O movimento começou no dia 9 de dezembro do ano passado. O protesto é contra a transferência da gestão de escolas estaduais a Organizações Sociais (OSs), que são entidades privadas, sem fins lucrativos. Apesar das manifestações, o governo mantém o edital de chamamento das entidades e confirma a data de abertura dos envelopes para o dia 15 de fevereiro.

Pelo modelo goiano, o primeiro de transferência da administração de escolas a OSs, as entidades receberão recursos do estado e serão responsáveis pela manutenção das escolas e por garantir melhores desempenhos dos estudantes nas avaliações feitas pelo estado, além da formação de professores. Elas também poderão contratar de professores e funcionários. O projeto-piloto será implementado em 23 escolas.

Contra o modelo e alegando falta de diálogo, os estudantes chegaram a ocupar 28 escolas, mas com o início das aulas, no dia 20 de janeiro, começou também um processo de desocupação.  Por meio de postagens na rede social Facebook, os estudantes dizem que estão sendo retirados à força das unidades e vítimas de violência policial. As denúncias são feitas nas páginas Secundaristas em Luta – GO e Ocupe sua Escola – Goiás. De acordo com a Seduce, as escolas foram desocupadas a partir da ação de pais, professores, estudantes e comunidade. A Polícia Militar nega as agressões.

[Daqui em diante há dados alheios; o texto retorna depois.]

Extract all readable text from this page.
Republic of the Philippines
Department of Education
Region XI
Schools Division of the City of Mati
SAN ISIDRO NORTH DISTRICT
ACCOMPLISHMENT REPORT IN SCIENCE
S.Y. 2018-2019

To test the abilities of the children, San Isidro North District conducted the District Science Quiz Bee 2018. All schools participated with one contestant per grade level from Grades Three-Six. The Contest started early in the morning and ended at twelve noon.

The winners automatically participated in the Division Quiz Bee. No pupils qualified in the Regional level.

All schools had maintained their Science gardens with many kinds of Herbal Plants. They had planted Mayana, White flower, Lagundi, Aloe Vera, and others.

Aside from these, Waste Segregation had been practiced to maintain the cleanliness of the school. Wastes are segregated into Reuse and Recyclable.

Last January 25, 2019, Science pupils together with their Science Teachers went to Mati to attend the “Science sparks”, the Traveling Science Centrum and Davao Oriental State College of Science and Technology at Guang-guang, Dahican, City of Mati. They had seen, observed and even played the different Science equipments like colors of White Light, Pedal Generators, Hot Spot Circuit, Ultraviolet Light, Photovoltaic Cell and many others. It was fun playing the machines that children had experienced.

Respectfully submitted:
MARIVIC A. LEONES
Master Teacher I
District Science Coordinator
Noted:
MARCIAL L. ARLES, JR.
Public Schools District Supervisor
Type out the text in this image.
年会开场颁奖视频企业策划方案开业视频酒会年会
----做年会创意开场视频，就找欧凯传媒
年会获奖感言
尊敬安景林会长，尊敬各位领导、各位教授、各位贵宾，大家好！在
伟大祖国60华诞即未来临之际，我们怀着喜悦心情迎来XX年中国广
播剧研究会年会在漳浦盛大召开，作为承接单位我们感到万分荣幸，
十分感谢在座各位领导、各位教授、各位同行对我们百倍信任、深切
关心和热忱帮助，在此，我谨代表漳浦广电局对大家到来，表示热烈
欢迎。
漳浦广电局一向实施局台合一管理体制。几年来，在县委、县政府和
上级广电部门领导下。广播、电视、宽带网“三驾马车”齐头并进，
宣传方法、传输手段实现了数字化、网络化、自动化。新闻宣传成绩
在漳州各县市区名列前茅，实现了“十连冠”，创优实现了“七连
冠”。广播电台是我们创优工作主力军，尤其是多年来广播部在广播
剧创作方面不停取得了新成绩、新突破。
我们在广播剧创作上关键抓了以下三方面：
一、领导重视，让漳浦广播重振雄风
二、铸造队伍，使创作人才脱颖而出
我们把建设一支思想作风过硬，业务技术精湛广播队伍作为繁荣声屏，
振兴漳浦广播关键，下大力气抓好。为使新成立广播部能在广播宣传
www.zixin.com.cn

“Estamos em um impasse entre governo e manifestantes. Enquanto isso, os alunos estão sem aula”, diz o diretor do Colégio Estadual Herta Layser Odwyer, Mário Rodrigues, um dos colégios ocupados.

A Seduce reafirma em nota que o ano letivo de 2016 só terá início quando ocorrer a desocupação das escolas e as unidades forem vistoriadas, um novo calendário for elaborado e o planejamento pedagógico for realizado. Sete mil alunos ainda estão sem aulas em decorrência da ocupação.

Nove escolas ocupadas têm mandado de reintegração de posse expedido pela Justiça, de acordo com a secretaria. “Os esforços são no sentido de que sejam desocupadas de forma espontânea, a partir da ação de pais, professores, estudantes e comunidade”, diz a secretaria.